Quasi due ore di spettacolo che hanno visto il pubblico non annoiarsi mai. Gli attori si sono mossi sul palco in maniera giocosa come solo la commedia dell’arte e le sue maschere possono fare. Tra costumi bellissimi (a cura di Antonia Munaretti), con un fondale dal carattere metafisico e quattro pannelli, con lo stesso stile, evocanti il Rialto e il dedalo di calle, sottoporteghi e spiazzi tipici veneziani (di Ilenia Pellizzaro), l’efficace disegno delle luci (curate da Lorenzo Riello, Francesco Bertolini), i quattro attori hanno interpretato, senza un attimo di cedimento, a un ritmo serratissimo, il loro personaggio e il suo contrario, riuscendo a caratterizzarli in modo perfetto.
La scenografia semplice e funzionale per i tanti colpi di scena, ha contrastato molto bene con gli abiti e le maschere proprie di Venezia.
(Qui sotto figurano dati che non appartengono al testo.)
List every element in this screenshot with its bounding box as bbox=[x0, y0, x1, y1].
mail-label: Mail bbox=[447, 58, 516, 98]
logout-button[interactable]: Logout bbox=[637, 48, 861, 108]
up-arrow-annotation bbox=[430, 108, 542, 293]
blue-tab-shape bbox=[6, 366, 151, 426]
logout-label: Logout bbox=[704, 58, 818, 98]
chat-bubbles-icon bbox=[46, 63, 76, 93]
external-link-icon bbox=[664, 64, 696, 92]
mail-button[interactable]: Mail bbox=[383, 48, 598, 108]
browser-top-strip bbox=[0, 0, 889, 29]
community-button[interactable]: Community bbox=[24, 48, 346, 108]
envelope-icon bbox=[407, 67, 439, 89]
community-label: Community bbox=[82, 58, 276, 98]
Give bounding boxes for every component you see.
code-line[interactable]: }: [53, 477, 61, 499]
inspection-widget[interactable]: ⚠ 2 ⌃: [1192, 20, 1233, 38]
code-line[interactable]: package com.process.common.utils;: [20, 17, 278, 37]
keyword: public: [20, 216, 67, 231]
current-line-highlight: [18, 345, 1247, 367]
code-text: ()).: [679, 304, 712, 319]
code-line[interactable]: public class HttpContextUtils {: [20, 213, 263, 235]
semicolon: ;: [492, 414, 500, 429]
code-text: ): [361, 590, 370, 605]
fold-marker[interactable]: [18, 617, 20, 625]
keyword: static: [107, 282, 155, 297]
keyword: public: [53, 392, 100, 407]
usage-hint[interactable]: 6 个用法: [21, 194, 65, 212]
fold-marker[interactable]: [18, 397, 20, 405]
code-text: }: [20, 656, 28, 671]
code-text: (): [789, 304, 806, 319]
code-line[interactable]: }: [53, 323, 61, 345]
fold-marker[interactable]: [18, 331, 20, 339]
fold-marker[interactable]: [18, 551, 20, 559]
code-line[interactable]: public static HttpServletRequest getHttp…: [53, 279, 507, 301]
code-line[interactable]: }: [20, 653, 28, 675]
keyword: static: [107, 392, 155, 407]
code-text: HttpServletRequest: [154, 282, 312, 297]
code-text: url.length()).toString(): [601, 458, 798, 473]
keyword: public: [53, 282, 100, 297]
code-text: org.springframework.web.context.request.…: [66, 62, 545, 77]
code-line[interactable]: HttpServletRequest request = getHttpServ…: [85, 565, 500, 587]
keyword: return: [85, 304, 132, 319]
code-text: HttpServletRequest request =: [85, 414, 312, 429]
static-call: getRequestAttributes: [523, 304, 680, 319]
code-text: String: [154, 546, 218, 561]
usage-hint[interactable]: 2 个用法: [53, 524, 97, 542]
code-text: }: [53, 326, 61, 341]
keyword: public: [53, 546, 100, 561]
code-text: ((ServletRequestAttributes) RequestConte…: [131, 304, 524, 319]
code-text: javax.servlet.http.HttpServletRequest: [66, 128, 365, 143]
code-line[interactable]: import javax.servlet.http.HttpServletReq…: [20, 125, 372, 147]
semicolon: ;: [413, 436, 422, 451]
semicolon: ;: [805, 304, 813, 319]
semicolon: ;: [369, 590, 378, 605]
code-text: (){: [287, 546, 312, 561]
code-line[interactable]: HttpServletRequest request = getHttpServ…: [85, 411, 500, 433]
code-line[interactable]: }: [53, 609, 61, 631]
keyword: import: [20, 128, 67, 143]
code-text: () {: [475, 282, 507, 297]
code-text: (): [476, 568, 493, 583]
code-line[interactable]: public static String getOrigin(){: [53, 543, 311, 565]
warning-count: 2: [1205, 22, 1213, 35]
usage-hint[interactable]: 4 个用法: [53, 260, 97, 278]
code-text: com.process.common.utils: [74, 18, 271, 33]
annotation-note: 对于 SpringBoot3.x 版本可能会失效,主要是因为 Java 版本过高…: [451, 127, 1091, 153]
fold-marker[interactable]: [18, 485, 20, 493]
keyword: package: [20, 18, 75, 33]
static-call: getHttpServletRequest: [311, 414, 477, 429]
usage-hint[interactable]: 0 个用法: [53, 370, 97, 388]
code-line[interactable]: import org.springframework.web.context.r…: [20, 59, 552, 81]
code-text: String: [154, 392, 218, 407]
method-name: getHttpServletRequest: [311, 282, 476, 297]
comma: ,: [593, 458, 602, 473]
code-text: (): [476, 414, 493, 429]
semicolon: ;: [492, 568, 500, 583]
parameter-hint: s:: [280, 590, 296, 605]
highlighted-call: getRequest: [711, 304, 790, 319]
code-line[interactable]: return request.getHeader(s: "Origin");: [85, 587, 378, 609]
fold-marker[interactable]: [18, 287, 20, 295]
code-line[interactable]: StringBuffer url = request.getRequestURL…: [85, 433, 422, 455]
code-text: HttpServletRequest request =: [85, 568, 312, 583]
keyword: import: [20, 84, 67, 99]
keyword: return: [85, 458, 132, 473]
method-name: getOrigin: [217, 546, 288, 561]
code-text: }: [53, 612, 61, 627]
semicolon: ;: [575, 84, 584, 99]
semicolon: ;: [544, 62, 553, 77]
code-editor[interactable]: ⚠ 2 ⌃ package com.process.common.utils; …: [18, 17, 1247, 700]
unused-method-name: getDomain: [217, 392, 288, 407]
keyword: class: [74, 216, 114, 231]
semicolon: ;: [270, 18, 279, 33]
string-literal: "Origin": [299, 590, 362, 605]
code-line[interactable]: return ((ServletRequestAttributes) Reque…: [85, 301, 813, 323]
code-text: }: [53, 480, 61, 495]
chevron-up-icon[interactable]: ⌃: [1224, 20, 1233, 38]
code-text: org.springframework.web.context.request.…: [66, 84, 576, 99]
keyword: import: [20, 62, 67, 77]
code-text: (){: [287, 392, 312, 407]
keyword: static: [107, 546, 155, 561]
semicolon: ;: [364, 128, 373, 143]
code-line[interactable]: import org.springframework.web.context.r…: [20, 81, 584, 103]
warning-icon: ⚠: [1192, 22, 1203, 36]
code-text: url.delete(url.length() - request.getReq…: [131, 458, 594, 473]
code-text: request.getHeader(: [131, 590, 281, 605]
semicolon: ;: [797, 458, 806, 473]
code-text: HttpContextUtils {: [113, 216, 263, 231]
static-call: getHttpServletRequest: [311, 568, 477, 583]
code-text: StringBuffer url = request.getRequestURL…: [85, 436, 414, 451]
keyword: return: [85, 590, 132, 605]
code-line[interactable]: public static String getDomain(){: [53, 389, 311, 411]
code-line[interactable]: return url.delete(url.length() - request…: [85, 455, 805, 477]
Il resto lo ha aggiunto il recitato gustosamente in vernacolo.
Un risultato esilarante garantito sia dalla bravura degli interpreti, messa in luce da una regia senza sbavature, sia dalla fluidità della vicenda che ha giocato, come da manuale su equivoci, sulle contrapposizioni tra giovani (a viso scoperto) e vecchi (mascherati), tra padroni e servitori, sui cambi di registro per differenziare i vari personaggi, sulle posture studiate per caratterizzare le diverse nature, su cambi di prospettiva (la stessa giornata è stata inscenata da due diversi punti di vista), su accenni alla contemporaneità, su intervalli inattesi di canto corale, accennati passi di danza e leggere pantomime, a dimostrazione che attraverso il linguaggio fisico e vocale dei personaggi in maschera e un buon canovaccio, dove forse non sono estranei momenti di improvvisazione, tuttora si riscaldano platee teatrali in ogni luogo.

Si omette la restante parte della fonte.